There is no substitute for reading the actual complaints but here are some of the highlights.
Each of the complaints asserts that Democrat legislators coerced the defendants to censor Trump and other class members. Here are some cited examples:
“Look, let’s be honest, @realDonaldTrump’s Twitter account should be suspended.” (Vice President of the United States, Kamala Harris, September 30, 2019);
“But I do think that for the privilege of 230, there has to be a bigger sense of responsibility on it. And it is not out of the question that that could be removed.” (Rep. Nancy Pelosi, Speaker of the House, April 12, 2019);
“The idea that it’s a tech company is that Section 230 should be revoked, immediately should be revoked, number one. For Dorsey and other platforms.” (Joe Biden/Interview in December of 2019 and published January 2020);
“We can and should have a conversation about Section 230. -- and the ways in which it has enabled platforms to turn a blind eye as their platforms are used to... enable domestic terrorist groups to organize violence in plain sight.” (Statement of US Sen. Mark Warner on Section 230 Hearing on October 28, 2020.);
“It’s long past time to hold the social media companies accountable for what’s published on their platforms.” (Bruce Reed, Biden’s Top Tech Advisor/December 2, 2020); · @jack (Jack Dorsey) Time to do something about this Tweet. (Sen. Kamala Harris’ Tweet, October 2, 2019)
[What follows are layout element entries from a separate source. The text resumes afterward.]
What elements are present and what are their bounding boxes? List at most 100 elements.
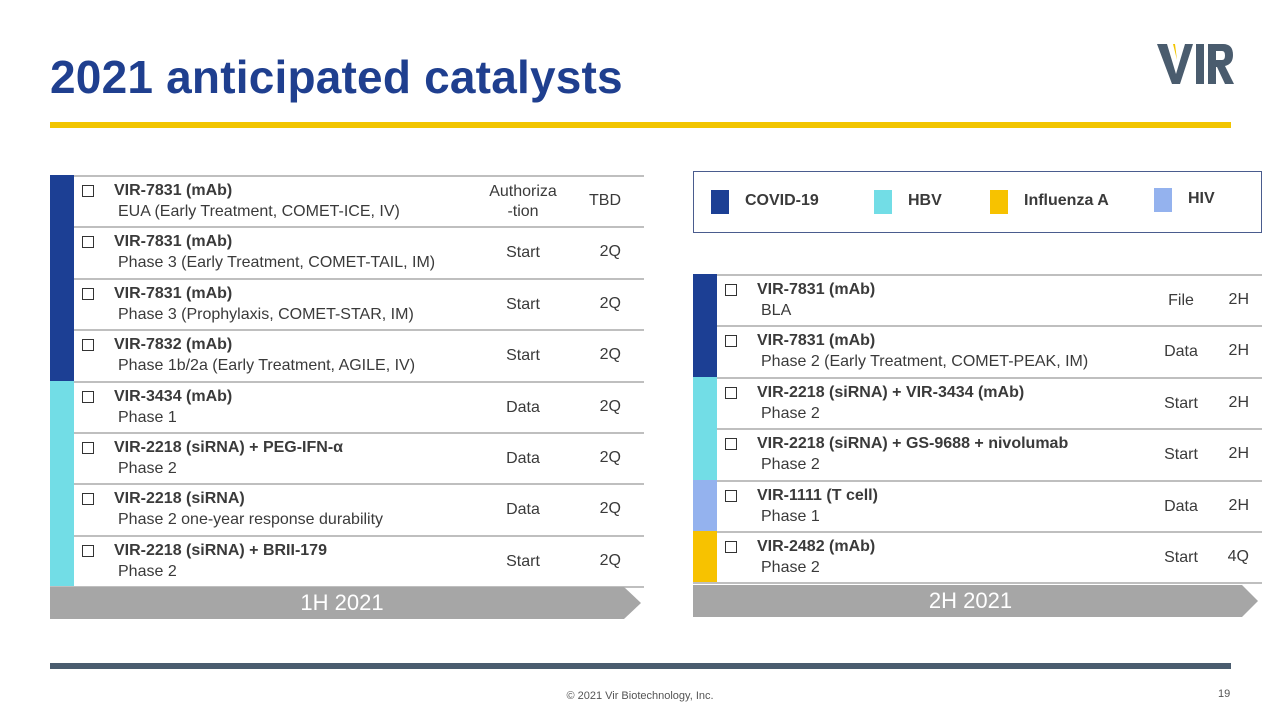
h1-catalyst-row: VIR-2218 (siRNA) + BRII-179 Phase 2 Start 2… xyxy=(50,534,644,587)
checkbox-icon xyxy=(82,287,94,300)
catalyst-detail: Phase 1b/2a (Early Treatment, AGILE, IV) xyxy=(118,357,416,375)
activity-text: Data xyxy=(506,450,540,467)
checkbox-icon xyxy=(82,493,94,506)
h1-catalyst-row: VIR-2218 (siRNA) Phase 2 one-year respons… xyxy=(50,483,644,535)
h1-catalyst-row: VIR-3434 (mAb) Phase 1 Data 2Q xyxy=(50,380,644,432)
catalyst-timing: 2Q xyxy=(599,243,621,261)
therapeutic-area-bar xyxy=(693,428,717,480)
therapeutic-area-bar xyxy=(50,483,74,535)
activity-text: Start xyxy=(1164,446,1198,464)
h1-catalyst-row: VIR-7831 (mAb) Phase 3 (Prophylaxis, COME… xyxy=(50,277,644,330)
logo-letter-i xyxy=(1196,44,1204,84)
legend-label-flu: Influenza A xyxy=(1024,192,1109,209)
vir-logo xyxy=(1155,44,1234,84)
therapeutic-area-bar xyxy=(693,325,717,377)
catalyst-timing: 2H xyxy=(1228,342,1249,360)
activity-text: File xyxy=(1168,292,1194,309)
catalyst-name: VIR-3434 (mAb) xyxy=(114,387,233,405)
legend-label-hiv: HIV xyxy=(1188,190,1215,207)
therapeutic-area-bar xyxy=(50,175,74,227)
therapeutic-area-bar xyxy=(50,380,74,432)
checkbox-icon xyxy=(82,339,94,352)
catalyst-activity: File xyxy=(1143,291,1219,311)
h1-catalyst-row: VIR-7831 (mAb) EUA (Early Treatment, COME… xyxy=(50,175,644,227)
catalyst-name: VIR-1111 (T cell) xyxy=(757,486,878,504)
catalyst-name: VIR-7831 (mAb) xyxy=(114,233,233,251)
catalyst-activity: Data xyxy=(476,398,570,418)
catalyst-activity: Data xyxy=(1143,497,1219,517)
catalyst-activity: Start xyxy=(476,346,570,366)
catalyst-detail: Phase 1 xyxy=(118,408,177,426)
legend-swatch-hbv xyxy=(874,190,892,214)
checkbox-icon xyxy=(82,442,94,454)
catalyst-timing: 2H xyxy=(1228,445,1249,463)
catalyst-detail: Phase 2 xyxy=(118,562,177,580)
therapeutic-area-legend: COVID-19 HBV Influenza A HIV xyxy=(693,171,1262,233)
checkbox-icon xyxy=(725,386,737,399)
therapeutic-area-bar xyxy=(50,534,74,587)
logo-letter-r xyxy=(1208,44,1234,84)
catalyst-timing: 2Q xyxy=(599,397,621,415)
page-title: 2021 anticipated catalysts xyxy=(50,51,623,103)
checkbox-icon xyxy=(725,438,737,451)
catalyst-name: VIR-2218 (siRNA) + PEG-IFN-α xyxy=(114,439,343,456)
h2-catalyst-row: VIR-7831 (mAb) BLA File 2H xyxy=(693,274,1262,326)
catalyst-activity: Authoriza -tion xyxy=(476,182,570,222)
footer-rule xyxy=(50,663,1231,669)
catalyst-timing: 2H xyxy=(1228,496,1249,514)
therapeutic-area-bar xyxy=(50,432,74,484)
catalyst-detail: Phase 2 one-year response durability xyxy=(118,511,384,529)
catalyst-timing: 2Q xyxy=(599,346,621,364)
catalyst-activity: Start xyxy=(476,243,570,263)
activity-line: -tion xyxy=(507,203,539,220)
catalyst-detail: Phase 2 xyxy=(761,456,820,474)
activity-text: Start xyxy=(1164,394,1198,412)
therapeutic-area-bar xyxy=(693,376,717,429)
catalyst-detail: Phase 2 xyxy=(761,559,820,576)
catalyst-detail: Phase 1 xyxy=(761,507,820,525)
catalyst-name: VIR-2482 (mAb) xyxy=(757,538,876,555)
legend-label-hbv: HBV xyxy=(908,192,942,209)
activity-text: Start xyxy=(506,244,540,262)
therapeutic-area-bar xyxy=(693,531,717,583)
activity-text: Start xyxy=(506,347,540,365)
therapeutic-area-bar xyxy=(50,329,74,381)
checkbox-icon xyxy=(725,489,737,502)
catalyst-activity: Start xyxy=(476,552,570,572)
catalyst-name: VIR-2218 (siRNA) + VIR-3434 (mAb) xyxy=(757,383,1025,401)
legend-swatch-hiv xyxy=(1154,188,1172,212)
checkbox-icon xyxy=(82,544,94,557)
catalyst-activity: Start xyxy=(1143,445,1219,465)
activity-text: Data xyxy=(506,501,540,519)
h1-catalyst-row: VIR-2218 (siRNA) + PEG-IFN-α Phase 2 Data 2… xyxy=(50,432,644,484)
copyright-notice: © 2021 Vir Biotechnology, Inc. xyxy=(566,690,714,702)
checkbox-icon xyxy=(725,541,737,553)
catalyst-name: VIR-7831 (mAb) xyxy=(757,281,876,298)
checkbox-icon xyxy=(82,185,94,197)
catalyst-name: VIR-2218 (siRNA) + GS-9688 + nivolumab xyxy=(757,435,1069,453)
catalyst-timing: TBD xyxy=(589,192,621,209)
catalyst-activity: Data xyxy=(1143,342,1219,362)
h2-catalyst-table: VIR-7831 (mAb) BLA File 2H VIR-7831 (mAb) Pha… xyxy=(693,274,1262,585)
activity-text: Start xyxy=(1164,549,1198,566)
catalyst-detail: Phase 2 (Early Treatment, COMET-PEAK, IM… xyxy=(761,353,1089,371)
h1-timeline-label: 1H 2021 xyxy=(300,590,384,615)
therapeutic-area-bar xyxy=(693,274,717,326)
activity-text: Data xyxy=(506,398,540,416)
h2-catalyst-row: VIR-2218 (siRNA) + VIR-3434 (mAb) Phase 2… xyxy=(693,376,1262,429)
catalyst-detail: Phase 2 xyxy=(118,460,177,477)
therapeutic-area-bar xyxy=(50,277,74,330)
catalyst-activity: Data xyxy=(476,500,570,520)
activity-text: Data xyxy=(1164,343,1198,361)
h1-catalyst-row: VIR-7832 (mAb) Phase 1b/2a (Early Treatme… xyxy=(50,329,644,381)
catalyst-detail: Phase 3 (Prophylaxis, COMET-STAR, IM) xyxy=(118,305,414,323)
h2-catalyst-row: VIR-1111 (T cell) Phase 1 Data 2H xyxy=(693,479,1262,531)
h2-catalyst-row: VIR-2218 (siRNA) + GS-9688 + nivolumab Ph… xyxy=(693,428,1262,480)
catalyst-name: VIR-7831 (mAb) xyxy=(757,332,876,350)
catalyst-timing: 2Q xyxy=(599,294,621,312)
catalyst-activity: Start xyxy=(1143,394,1219,414)
activity-line: Authoriza xyxy=(489,183,557,200)
legend-label-covid: COVID-19 xyxy=(745,192,819,209)
catalyst-detail: BLA xyxy=(761,302,792,319)
therapeutic-area-bar xyxy=(50,226,74,278)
Each of the complaints asserts that congressional legislation (47 USC section 230) encouraged the defendants to censor Trump and other class members. The complaints give a history of the statute and assert that it does not give blanket authority to censor what would otherwise be constitutionally protected speech. A Harvard Law Review article is referenced:
As discussed in the Harvard Journal of Law & Public Policy, Leary, Mary Graw, “The Indecency and Injustice of Section 230 of the Communications Decency Act,” Vol. 41, No. 2, pg. 564, 565 (2018) Congress expressly stated that th[is] is the policy of the United States ‘to ensure vigorous enforcement of Federal criminal laws to deter and punish trafficking in obscenity, stalking, and harassment by means of computer.’ That said, Congress appeared to recognize that unlimited tort-based lawsuits would threaten the then-fragile Internet and the ‘freedom of speech in the new and burgeoning Internet medium.’ Although these two goals required some balancing, it was clear from the text and legislative history of § 230 that it was never intended to provide a form of absolute immunity for any and all actions taken by interactive computer services. Section 230 is not ‘a general prohibition of civil liability for web-site operators and other content hosts.’ Rather, Congress sought to provide limited protections for limited actions.
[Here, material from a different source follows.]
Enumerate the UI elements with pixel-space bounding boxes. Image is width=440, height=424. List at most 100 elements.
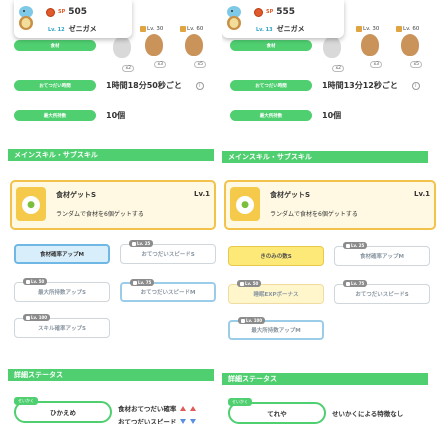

Each of the complaints asserts that the defendants willfully participated in joint activity with federal actors to censor Trump and other class members. Specific examples are given of how the defendants refused to publish facts or opinions that contradicted Dr. Anthony Fauci of the CDC including discussions of HCQ and the possible origins of COVID-19 in a lab in Wuhan, China.
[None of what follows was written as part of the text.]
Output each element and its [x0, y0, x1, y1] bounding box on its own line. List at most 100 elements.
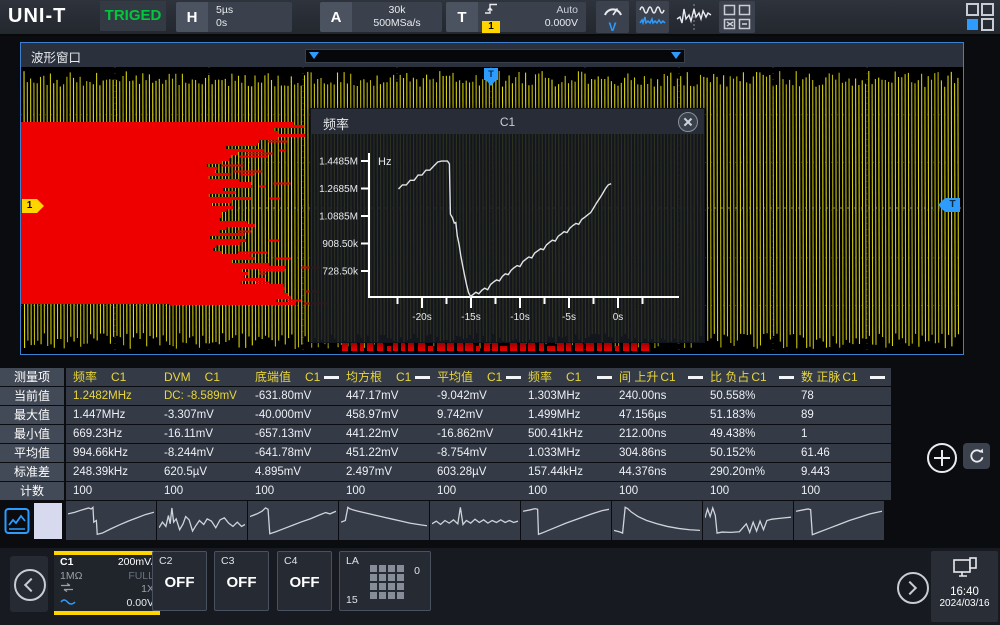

Finally, each of the complaints seeks a declaratory judgment that section 230 of the communications decency act is unconstitutional. The complaints assert that Congress is constitutionally prohibited from passing legislation that limits protected speech and cannot pass a statute giving someone else that authority.
Pay attention to these cases. Trump has requested jury trials, class certification, and punitive damages in each of the cases. If any of these cases make it to trial in front of a Florida jury, the defendants could be looking at multibillion-dollar judgments along with punitive damages. These cases really are an existential threat to the tech companies if they go to trial.
The defendants have unlimited funds. Expect them to hire the best and brightest legal advice. I’m sure that David Boies has been contacted.
President Trump does not have the financial resources of the defendants but does have millions of supporters who believe that the 2020 election was stolen, in part, as a result of tech company collusion. Any legal fund that he starts to fight these tech giants would most likely receive millions in contributions.